Your Crappiest Customer Profile (CCP) is the opposite of your Ideal Customer Profile (ICP). They exist on a continuum of customer traits that will either accelerate your business or kill your business.

Just because they bought your product doesn’t mean they are good for your business.

Your CCPs are your worst 20% of customers, at least, who are eating your resources and saying bad things about you in your market.

They are unprofitable and unsustainable. They are distracting and diluting. They are complaining and giving you bad reviews.

Your CCPs are the ones that you should not have sold way back when you didn’t know their true cost and you were desperate for any sale.

Startup experiments require you to sell to a wider range of customers at first. How else will you really know what makes a great customer, a good customer, and a bad customer in the long run?

Get your founders, marketers, sales, and success teams in a room. Bring in finance and dev too. Ask these questions:

  1.  Which customers are best for our business? Why? What are their common traits?
  2.  Which customers are worst for our business? What are their common traits?
  3.  What are our worst customers really costing us? This is where the gold is.

I guarantee you’ll see that 10-30% of your startup customers are having such a negative effect on your business that you should stop selling to them.

  •  Your CCPs eat your marketing and dev budgets.
  •  Your CCPs keep you from having a clear, powerful message.
  •  Your CCPs can be your biggest or smallest customers that are not profitable.
  •  Your CCPs churn and cancel before they become profitable.
  •  Your CCPs won’t pay you a premium price.
  •  Your CCPs won’t do the work to get great value.
  •  Your CCPs give you bad reviews and tell their friends.

CCPs are always there. They are holding back the growth of your business next year.

It’s tricky to identify your CCPs clearly. And it’s hard to say no.

But the fastest growing companies, consumer products, restaurants, enterprise software companies, SaaS apps, entertainers, and politicians are ALWAYS clear about both their ICPs and the CCPs.

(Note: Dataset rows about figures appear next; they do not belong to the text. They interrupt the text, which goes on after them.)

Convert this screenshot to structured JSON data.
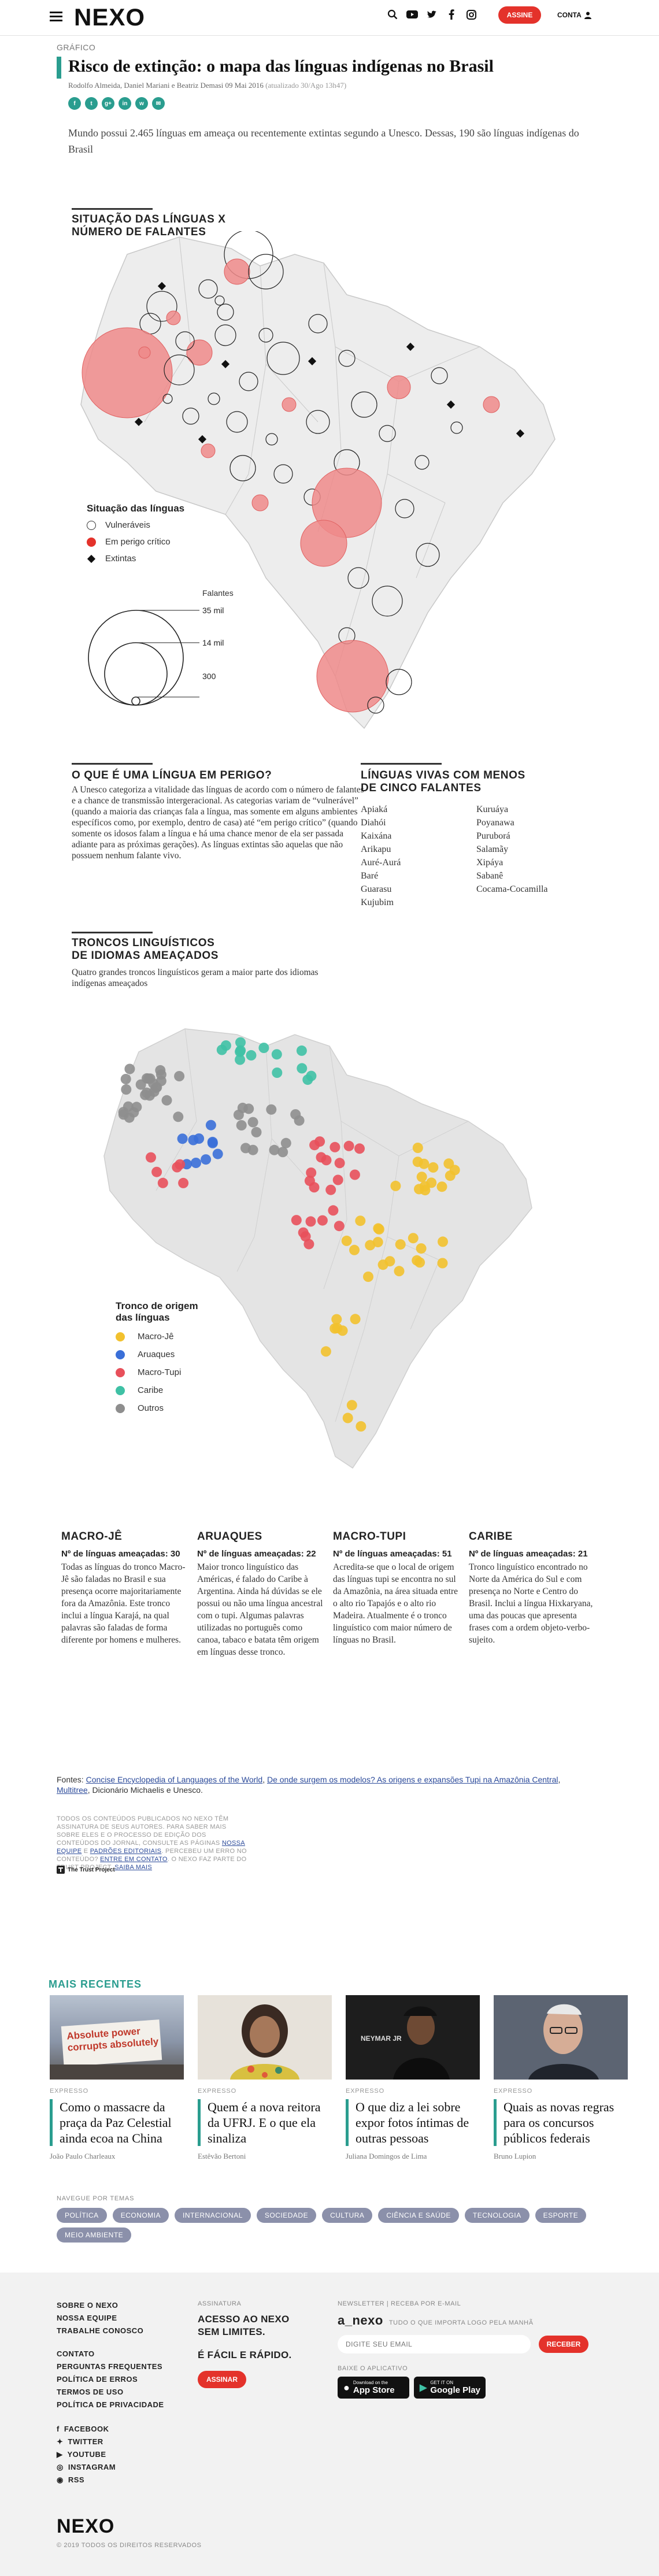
{
  "header": {
    "logo": "NEXO",
    "assine": "ASSINE",
    "conta": "CONTA"
  },
  "article": {
    "kicker": "GRÁFICO",
    "title": "Risco de extinção: o mapa das línguas indígenas no Brasil",
    "byline": "Rodolfo Almeida, Daniel Mariani e Beatriz Demasi 09 Mai 2016",
    "updated": "(atualizado 30/Ago 13h47)",
    "lead": "Mundo possui 2.465 línguas em ameaça ou recentemente extintas segundo a Unesco. Dessas, 190 são línguas indígenas do Brasil",
    "share": [
      "f",
      "t",
      "g+",
      "in",
      "w",
      "✉"
    ]
  },
  "map1": {
    "title_line1": "SITUAÇÃO DAS LÍNGUAS X",
    "title_line2": "NÚMERO DE FALANTES",
    "legend_title": "Situação das línguas",
    "legend": [
      {
        "label": "Vulneráveis",
        "color": "#ffffff"
      },
      {
        "label": "Em perigo crítico",
        "color": "#e4322b"
      },
      {
        "label": "Extintas",
        "color": "#111111"
      }
    ],
    "size_title": "Falantes",
    "sizes": [
      "35 mil",
      "14 mil",
      "300"
    ]
  },
  "info": {
    "q_title": "O QUE É UMA LÍNGUA EM PERIGO?",
    "q_text": "A Unesco categoriza a vitalidade das línguas de acordo com o número de falantes e a chance de transmissão intergeracional. As categorias variam de “vulnerável” (quando a maioria das crianças fala a língua, mas somente em alguns ambientes específicos como, por exemplo, dentro de casa) até “em perigo crítico” (quando somente os idosos falam a língua e há uma chance menor de ela ser passada adiante para as próximas gerações). As línguas extintas são aquelas que não possuem nenhum falante vivo.",
    "l_title_line1": "LÍNGUAS VIVAS COM MENOS",
    "l_title_line2": "DE CINCO FALANTES",
    "col1": [
      "Apiaká",
      "Diahói",
      "Kaixána",
      "Arikapu",
      "Auré-Aurá",
      "Baré",
      "Guarasu",
      "Kujubim"
    ],
    "col2": [
      "Kuruáya",
      "Poyanawa",
      "Puruborá",
      "Salamãy",
      "Xipáya",
      "Sabanê",
      "Cocama-Cocamilla"
    ]
  },
  "map2": {
    "title_line1": "TRONCOS LINGUÍSTICOS",
    "title_line2": "DE IDIOMAS AMEAÇADOS",
    "subtitle": "Quatro grandes troncos linguísticos geram a maior parte dos idiomas indígenas ameaçados",
    "legend_title_line1": "Tronco de origem",
    "legend_title_line2": "das línguas",
    "legend": [
      {
        "label": "Macro-Jê",
        "color": "#f2c12e"
      },
      {
        "label": "Aruaques",
        "color": "#3a6fd8"
      },
      {
        "label": "Macro-Tupi",
        "color": "#e8505b"
      },
      {
        "label": "Caribe",
        "color": "#3fc1a5"
      },
      {
        "label": "Outros",
        "color": "#8e8e8e"
      }
    ]
  },
  "trunks": [
    {
      "name": "MACRO-JÊ",
      "count": "Nº de línguas ameaçadas: 30",
      "text": "Todas as línguas do tronco Macro-Jê são faladas no Brasil e sua presença ocorre majoritariamente fora da Amazônia. Este tronco inclui a língua Karajá, na qual palavras são faladas de forma diferente por homens e mulheres."
    },
    {
      "name": "ARUAQUES",
      "count": "Nº de línguas ameaçadas: 22",
      "text": "Maior tronco linguístico das Américas, é falado do Caribe à Argentina. Ainda há dúvidas se ele possui ou não uma língua ancestral com o tupi. Algumas palavras utilizadas no português como canoa, tabaco e batata têm origem em línguas desse tronco."
    },
    {
      "name": "MACRO-TUPI",
      "count": "Nº de línguas ameaçadas: 51",
      "text": "Acredita-se que o local de origem das línguas tupi se encontra no sul da Amazônia, na área situada entre o alto rio Tapajós e o alto rio Madeira. Atualmente é o tronco linguístico com maior número de línguas no Brasil."
    },
    {
      "name": "CARIBE",
      "count": "Nº de línguas ameaçadas: 21",
      "text": "Tronco linguístico encontrado no Norte da América do Sul e com presença no Norte e Centro do Brasil. Inclui a língua Hixkaryana, uma das poucas que apresenta frases com a ordem objeto-verbo-sujeito."
    }
  ],
  "sources": {
    "label": "Fontes:",
    "link1": "Concise Encyclopedia of Languages of the World",
    "link2": "De onde surgem os modelos? As origens e expansões Tupi na Amazônia Central",
    "link3": "Multitree",
    "tail": ", Dicionário Michaelis e Unesco."
  },
  "disclaimer": {
    "text": "TODOS OS CONTEÚDOS PUBLICADOS NO NEXO TÊM ASSINATURA DE SEUS AUTORES. PARA SABER MAIS SOBRE ELES E O PROCESSO DE EDIÇÃO DOS CONTEÚDOS DO JORNAL, CONSULTE AS PÁGINAS",
    "link1": "NOSSA EQUIPE",
    "and": "E",
    "link2": "PADRÕES EDITORIAIS",
    "text2": ". PERCEBEU UM ERRO NO CONTEÚDO?",
    "link3": "ENTRE EM CONTATO",
    "text3": ". O NEXO FAZ PARTE DO TRUST PROJECT.",
    "link4": "SAIBA MAIS",
    "trust": "The Trust Project"
  },
  "recent": {
    "title": "MAIS RECENTES",
    "cards": [
      {
        "tag": "EXPRESSO",
        "headline": "Como o massacre da praça da Paz Celestial ainda ecoa na China",
        "author": "João Paulo Charleaux",
        "thumb_text": "Absolute power corrupts absolutely"
      },
      {
        "tag": "EXPRESSO",
        "headline": "Quem é a nova reitora da UFRJ. E o que ela sinaliza",
        "author": "Estêvão Bertoni",
        "thumb_text": ""
      },
      {
        "tag": "EXPRESSO",
        "headline": "O que diz a lei sobre expor fotos íntimas de outras pessoas",
        "author": "Juliana Domingos de Lima",
        "thumb_text": "NEYMAR JR"
      },
      {
        "tag": "EXPRESSO",
        "headline": "Quais as novas regras para os concursos públicos federais",
        "author": "Bruno Lupion",
        "thumb_text": ""
      }
    ]
  },
  "themes": {
    "label": "NAVEGUE POR TEMAS",
    "items": [
      "POLÍTICA",
      "ECONOMIA",
      "INTERNACIONAL",
      "SOCIEDADE",
      "CULTURA",
      "CIÊNCIA E SAÚDE",
      "TECNOLOGIA",
      "ESPORTE",
      "MEIO AMBIENTE"
    ]
  },
  "footer": {
    "links1": [
      "SOBRE O NEXO",
      "NOSSA EQUIPE",
      "TRABALHE CONOSCO"
    ],
    "links2": [
      "CONTATO",
      "PERGUNTAS FREQUENTES",
      "POLÍTICA DE ERROS",
      "TERMOS DE USO",
      "POLÍTICA DE PRIVACIDADE"
    ],
    "social": [
      "FACEBOOK",
      "TWITTER",
      "YOUTUBE",
      "INSTAGRAM",
      "RSS"
    ],
    "sub_label": "ASSINATURA",
    "sub_line1": "ACESSO AO NEXO",
    "sub_line2": "SEM LIMITES.",
    "sub_line3": "É FÁCIL E RÁPIDO.",
    "sub_button": "ASSINAR",
    "news_label": "NEWSLETTER | RECEBA POR E-MAIL",
    "news_brand": "a_nexo",
    "news_tagline": "TUDO O QUE IMPORTA LOGO PELA MANHÃ",
    "news_placeholder": "DIGITE SEU EMAIL",
    "news_button": "RECEBER",
    "app_label": "BAIXE O APLICATIVO",
    "appstore_small": "Download on the",
    "appstore": "App Store",
    "gplay_small": "GET IT ON",
    "gplay": "Google Play",
    "logo": "NEXO",
    "copyright": "© 2019 TODOS OS DIREITOS RESERVADOS"
  }
}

I call this universal growth phenomenon, “The Beacon and the Shield.” Do what it takes to attract your ICPs and scare away your CCPs.

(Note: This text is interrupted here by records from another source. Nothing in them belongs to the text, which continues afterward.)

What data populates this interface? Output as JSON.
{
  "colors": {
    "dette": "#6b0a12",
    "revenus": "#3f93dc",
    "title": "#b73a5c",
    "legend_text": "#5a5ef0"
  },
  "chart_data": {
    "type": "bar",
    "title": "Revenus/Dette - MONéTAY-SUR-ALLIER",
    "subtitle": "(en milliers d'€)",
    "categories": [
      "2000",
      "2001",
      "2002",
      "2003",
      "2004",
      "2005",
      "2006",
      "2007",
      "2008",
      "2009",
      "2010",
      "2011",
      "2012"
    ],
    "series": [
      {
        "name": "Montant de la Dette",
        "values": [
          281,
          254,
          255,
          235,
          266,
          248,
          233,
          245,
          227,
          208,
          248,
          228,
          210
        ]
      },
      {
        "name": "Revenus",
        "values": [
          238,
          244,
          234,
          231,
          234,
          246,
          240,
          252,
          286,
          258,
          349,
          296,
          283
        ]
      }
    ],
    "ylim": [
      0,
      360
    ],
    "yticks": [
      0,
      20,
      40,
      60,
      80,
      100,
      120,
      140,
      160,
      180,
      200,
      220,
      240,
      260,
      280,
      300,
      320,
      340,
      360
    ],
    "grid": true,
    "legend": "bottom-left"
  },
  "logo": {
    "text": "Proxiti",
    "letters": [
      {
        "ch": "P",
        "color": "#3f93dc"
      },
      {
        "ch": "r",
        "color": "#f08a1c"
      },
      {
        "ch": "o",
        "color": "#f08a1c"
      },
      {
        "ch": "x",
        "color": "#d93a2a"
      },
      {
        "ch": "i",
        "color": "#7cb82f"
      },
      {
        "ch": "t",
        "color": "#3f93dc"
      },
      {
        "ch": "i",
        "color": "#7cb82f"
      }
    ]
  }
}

In any fast-growing anything, the Beacon and the Shield phenomenon is always there. It’s never not there. Yin and yang.

VCs call this Product-Market Fit. You have finally figured out how to say yes to your ICPs and no to your CCPs. PMF requires both.

Double down on identifying and avoiding your CCPs.

Use the Power Law and the 80/20 rule on the negative end of your customer continuum. It’s the fastest way to the biggest wins.

I can tell how much growth momentum a company (or a person) has by how much they say NO to their CCPs.

I can tell how capable a team or company is by how much they say NO to bad-fit employees who don’t fit their culture.

What are the most painful traits of your CCPs?